При этом вокруг были женщины. Вот что ужасно! Представьте себе: вы выходите утром, румяный со сна, полный сил и здоровья, выходите вы, словом, из Подкопаевского, спеша, чтобы не опоздать в департамент, а тут! Да уж что говорить! Тут женщины! Много! В платках, в капорках! И ножка, бывает, мелькнет из-под юбки! И щечки, как розы!

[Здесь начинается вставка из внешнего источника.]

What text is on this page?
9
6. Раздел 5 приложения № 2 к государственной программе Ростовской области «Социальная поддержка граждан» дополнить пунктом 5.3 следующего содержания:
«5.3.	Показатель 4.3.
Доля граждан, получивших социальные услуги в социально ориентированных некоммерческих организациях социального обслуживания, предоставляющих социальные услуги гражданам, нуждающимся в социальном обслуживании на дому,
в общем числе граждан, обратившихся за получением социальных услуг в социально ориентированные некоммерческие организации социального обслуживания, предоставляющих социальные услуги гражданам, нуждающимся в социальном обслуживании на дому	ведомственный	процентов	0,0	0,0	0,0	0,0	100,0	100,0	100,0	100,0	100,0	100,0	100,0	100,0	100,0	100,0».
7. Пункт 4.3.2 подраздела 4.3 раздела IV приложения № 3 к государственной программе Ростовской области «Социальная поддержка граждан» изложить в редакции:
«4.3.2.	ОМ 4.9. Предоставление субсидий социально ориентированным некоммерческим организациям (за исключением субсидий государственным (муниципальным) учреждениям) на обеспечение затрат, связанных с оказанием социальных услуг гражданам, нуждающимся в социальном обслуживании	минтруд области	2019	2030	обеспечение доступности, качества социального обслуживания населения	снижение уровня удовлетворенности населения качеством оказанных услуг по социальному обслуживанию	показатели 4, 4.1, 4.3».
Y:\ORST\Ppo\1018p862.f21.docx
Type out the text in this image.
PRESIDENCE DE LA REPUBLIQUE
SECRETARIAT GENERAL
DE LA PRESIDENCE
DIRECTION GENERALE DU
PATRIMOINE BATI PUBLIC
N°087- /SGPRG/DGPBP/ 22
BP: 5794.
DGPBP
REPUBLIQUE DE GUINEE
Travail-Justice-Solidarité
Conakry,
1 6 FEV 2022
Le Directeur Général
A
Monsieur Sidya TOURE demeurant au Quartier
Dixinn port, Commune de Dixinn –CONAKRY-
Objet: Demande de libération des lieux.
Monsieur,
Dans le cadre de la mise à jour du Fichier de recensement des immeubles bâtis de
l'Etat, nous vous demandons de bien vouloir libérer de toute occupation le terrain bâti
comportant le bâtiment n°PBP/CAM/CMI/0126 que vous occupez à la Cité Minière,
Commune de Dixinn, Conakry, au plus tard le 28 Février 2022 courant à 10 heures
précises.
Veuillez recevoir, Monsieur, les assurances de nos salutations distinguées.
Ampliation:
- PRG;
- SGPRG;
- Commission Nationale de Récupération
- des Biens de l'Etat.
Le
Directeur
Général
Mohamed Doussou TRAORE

Ивану Петровичу, от природы романтичному и возвышенному, женщина всегда представлялась загадкой. История с Акулиной разбудила в нем молодую и здоровую чувственность, которая теперь не давала одинокому Ивану Петровичу ни минуты покоя. Под утро особенно. Под утро – как раз когда начинался завораживающий душу колокольный звон – в Иване Петровиче просыпался прямо-таки зверь. И выл, и ревел, и когтями рвал плоть. Под утро маячило перед глазами растение, что ли, пушистый цветок, с которого он обрывал лепестки, и мял его, и прижимал к пересохшим губам своим, чувствовал сладость и тут же какую-то терпкость во рту и удушье. Потом он стонал, потом опоминался и, радуясь, что он один, и букашка, – случись запозти ей к нему на постелю, – и та никогда его стыд не узнает, скорей звал Федорку охрипшим баском, прося принести ему свежей водицы. И лучше холодной. Со льдом, из колодца. (Колодцев в Москве уже не было, впрочем. Везде процветал неуемный прогресс.)